学校に戻ると、連絡を受けていた教頭を筆頭に全教員が出迎える。もちろん、その中心には、目を真っ赤に腫らした菅原の母・奈美子がいた。
「幹雄ちゃん、一体何があったの?何であんなことしたの?」
と無事な我が子を見詰めながら肩に手を置き体を揺らしながら聞く。
「ゴメン、母さん」と謝ると
「どうして、幹雄ちゃんが謝らなければならないの?」
と母・妙子は周りを囲む教師達を睨みながら声を荒立てた。その声に直ぐ反応したのは学年主任の岩波であった。

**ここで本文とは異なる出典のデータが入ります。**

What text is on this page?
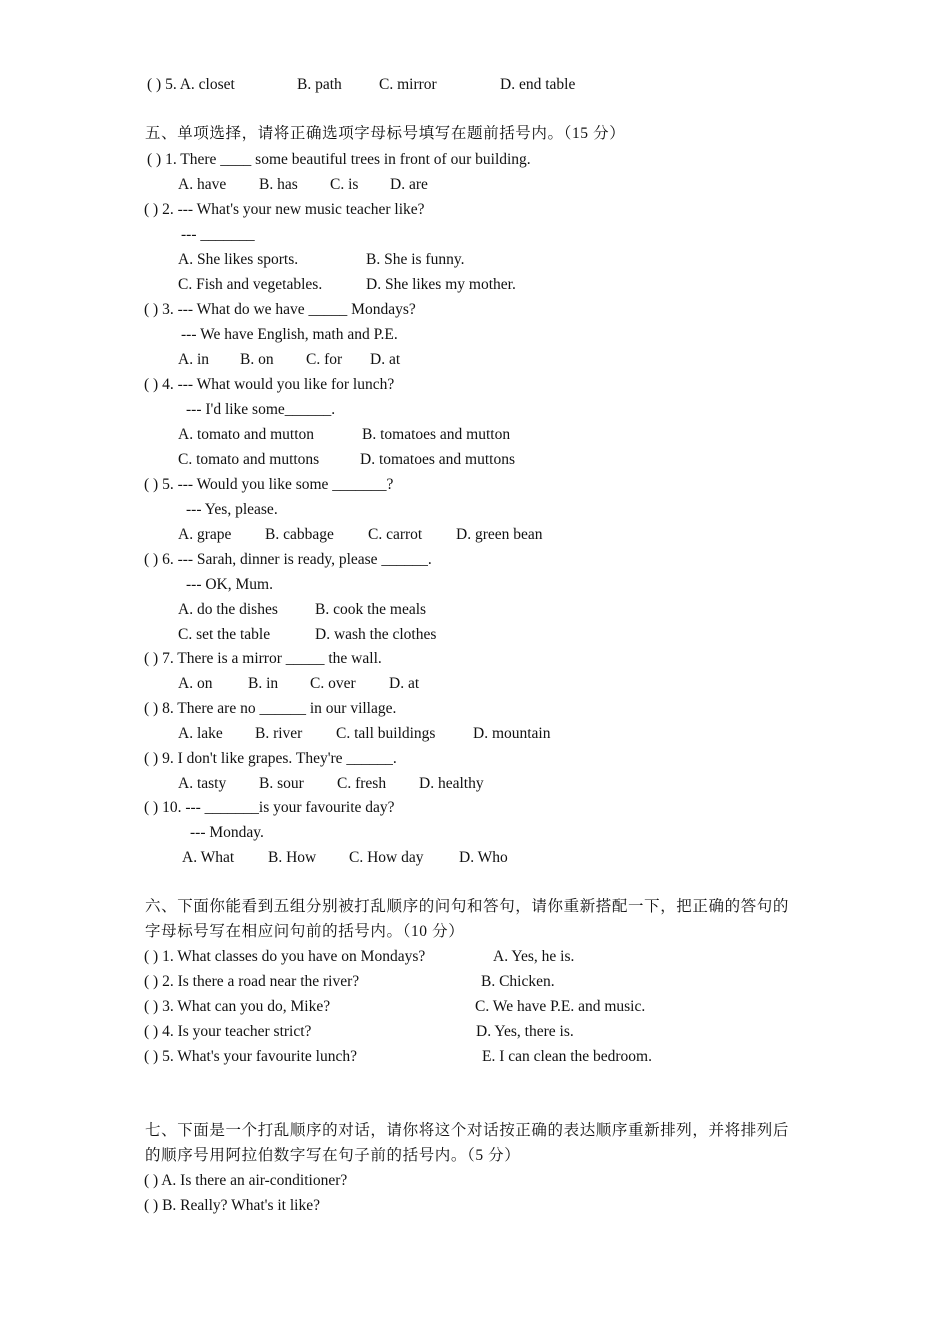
( ) 5. A. closet	B. path C. mirror	D. end table
五、单项选择，请将正确选项字母标号填写在题前括号内。（15 分）
( ) 1. There ____ some beautiful trees in front of our building.
A. have B. has C. is D. are
( ) 2. --- What's your new music teacher like?
--- _______
A. She likes sports.	B. She is funny.
C. Fish and vegetables.	D. She likes my mother.
( ) 3. --- What do we have _____ Mondays?
--- We have English, math and P.E.
A. in B. on C. for D. at
( ) 4. --- What would you like for lunch?
--- I'd like some______.
A. tomato and mutton	B. tomatoes and mutton
C. tomato and muttons	D. tomatoes and muttons
( ) 5. --- Would you like some _______?
--- Yes, please.
A. grape B. cabbage C. carrot D. green bean
( ) 6. --- Sarah, dinner is ready, please ______.
--- OK, Mum.
A. do the dishes B. cook the meals
C. set the table	D. wash the clothes
( ) 7. There is a mirror _____ the wall.
A. on B. in C. over D. at
( ) 8. There are no ______ in our village.
A. lake B. river C. tall buildings D. mountain
( ) 9. I don't like grapes. They're ______.
A. tasty B. sour C. fresh D. healthy
( ) 10. --- _______is your favourite day?
--- Monday.
A. What B. How C. How day D. Who
六、下面你能看到五组分别被打乱顺序的问句和答句，请你重新搭配一下，把正确的答句的
字母标号写在相应问句前的括号内。（10 分）
( ) 1. What classes do you have on Mondays?	A. Yes, he is.
( ) 2. Is there a road near the river?	B. Chicken.
( ) 3. What can you do, Mike?	C. We have P.E. and music.
( ) 4. Is your teacher strict?	D. Yes, there is.
( ) 5. What's your favourite lunch?	E. I can clean the bedroom.
七、下面是一个打乱顺序的对话，请你将这个对话按正确的表达顺序重新排列，并将排列后
的顺序号用阿拉伯数字写在句子前的括号内。（5 分）
( ) A. Is there an air-conditioner?
( ) B. Really? What's it like?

「菅原さん、本当に申し訳ありません。どうして、このような状況になったのか。これから徹底的に検証し、お母様が納得いただけるような結果を出しますので、今日のところはとりあえず・・」と言葉を濁す。
「わかりました。幹雄も疲れているみたいなので帰りますが、納得いく答えを是非お聞かせください」
と言って学校を後にした。その後姿に教師一同深々と頭を下げ、菅原親子を見送ると
「ふーっ」とため息をついて岩波が顔を上げた。
「教頭先生、千種先生を交えて三人でとことん話し合いたいのですが・・・」
と、自分の発言の責任を取るべく早々に対応しようとする姿勢を見せる。それに対して、教頭の瀬戸口は
「まあまあ・・、とりあえず、我々も今日のところは一旦帰りましょう。先生方も疲れているようですし、千種先生も冷静になって振り返ってみる時間も必要でしょうから・・」
とにこやかに全員を諭すように言った。
「教頭先生・・それじゃ示しがつかないでしょう」と言いたげな目をしていたが、その言葉を自ら飲み込んで、千種への厳しい視線を投げかけながら
「分りました。教頭先生がそうおっしゃるなら、今日のところは帰りましょう」
と渋々同意した。重い足取りで学校を後にする千種であった。